I agree BBB has better UI, I'd prefer Jitsi since it's simple, but the default install is a world video conference server, you need to setup secure domain to have user id and password, hopefully if jitsi is the one, plz make it private:), I suppose no one wants to have the default jitsi server open to the world ^^
@girish damn thats a hell load of ports.
@girish Don't know if this is helpful or not, but doesn't Nextcloud have at least a few features similar to BBB?
Edit, yeah it has an official app you can install called Talk:
Looks like it supports audio, video, and screensharing! At the very least, the basics. Might need extra stuff though so i am not sure how viable this option is.

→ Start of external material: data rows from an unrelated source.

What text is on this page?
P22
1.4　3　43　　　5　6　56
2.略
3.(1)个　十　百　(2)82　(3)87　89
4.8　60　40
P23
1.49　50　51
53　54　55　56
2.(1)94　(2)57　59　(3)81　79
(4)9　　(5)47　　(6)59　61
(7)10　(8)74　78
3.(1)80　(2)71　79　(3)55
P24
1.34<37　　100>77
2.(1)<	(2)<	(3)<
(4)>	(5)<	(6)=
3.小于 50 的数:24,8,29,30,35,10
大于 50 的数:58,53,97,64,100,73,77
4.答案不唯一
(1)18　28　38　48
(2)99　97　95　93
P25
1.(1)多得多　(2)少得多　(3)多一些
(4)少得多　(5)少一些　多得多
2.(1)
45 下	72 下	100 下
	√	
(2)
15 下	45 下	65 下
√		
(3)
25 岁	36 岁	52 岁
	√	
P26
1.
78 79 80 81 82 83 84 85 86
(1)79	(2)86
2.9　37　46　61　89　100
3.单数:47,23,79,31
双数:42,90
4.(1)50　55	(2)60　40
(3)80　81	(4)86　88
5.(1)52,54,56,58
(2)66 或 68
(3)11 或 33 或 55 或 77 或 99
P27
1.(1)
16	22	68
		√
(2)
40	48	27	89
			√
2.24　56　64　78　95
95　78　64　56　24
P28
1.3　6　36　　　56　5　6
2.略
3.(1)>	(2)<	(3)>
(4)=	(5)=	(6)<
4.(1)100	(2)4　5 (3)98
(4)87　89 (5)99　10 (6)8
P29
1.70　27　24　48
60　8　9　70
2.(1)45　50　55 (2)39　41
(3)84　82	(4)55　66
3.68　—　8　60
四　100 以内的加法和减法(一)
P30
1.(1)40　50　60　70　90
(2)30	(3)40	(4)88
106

The main issue with Nextcloud Talk that I see is that it's part of the Nextcloud-as-a-monolith model that they push, for understandable reasons. However, a lot of organizations have serious needs around chat with deeper integrations. For example, Rocket.Chat can enable one-click video conferencing, on top of all the other myriad of features, right there where users already are communicating with each other and with services, bots, and notifications by using either BBB or Jitsi, which is great, and means we don't need to have users switch tools just for video calling. Talk lacks this kind of integration in general, which just makes it tough, and it's (imo) not quite mature and suited as the alternatives described.
Similarly, between BBB and Jitsi, there are lots of options to do more advanced things than just integrate them with another chat client, like embedding those conferences into web pages via Jitsi's API for that or BBB's Wordpress plugin / API or into an LMS like Moodle (also on the wishlist) via plugins (for BBB or Jitsi). Jitsi also has the ability to live stream in addition to record meetings (BBB can also do recording). Basically, if I'm going to spend valuable server resources (and transitively money) to run a video conferencing solution, I want more mileage/"bang for my buck" than Nextcloud meet offers.
I think Talk is a great starting point for anyone with casual interest, limited needs, or just exploring video conferencing as a tool, but once we get to the proverbial big leagues with heavier-duty use cases, it's hugely beneficial to have one of these more fully featured tools. That's also striking at one of the huge advantages of the Cloudron platform - everyone can deploy the right-sized solution for their needs with ease and spend the energy on evaluating and transitioning tools as it's necessary, rather than getting mired in the administrative overhead of operating an existing one.
As a parting thought, I'll add that today I find myself leaning more toward Jitsi than BBB after (finally) a positive experience with an event leveraging the public meet.jit.si and thinking about the live streaming capabilities...frankly, as I've sworn up and down repeatedly in this thread, either would be great. If the hardware demands are too extreme on BBB, then let's go Jitsi. The control and privacy are really the banner features, imo, and both do an excellent job on those core requirements.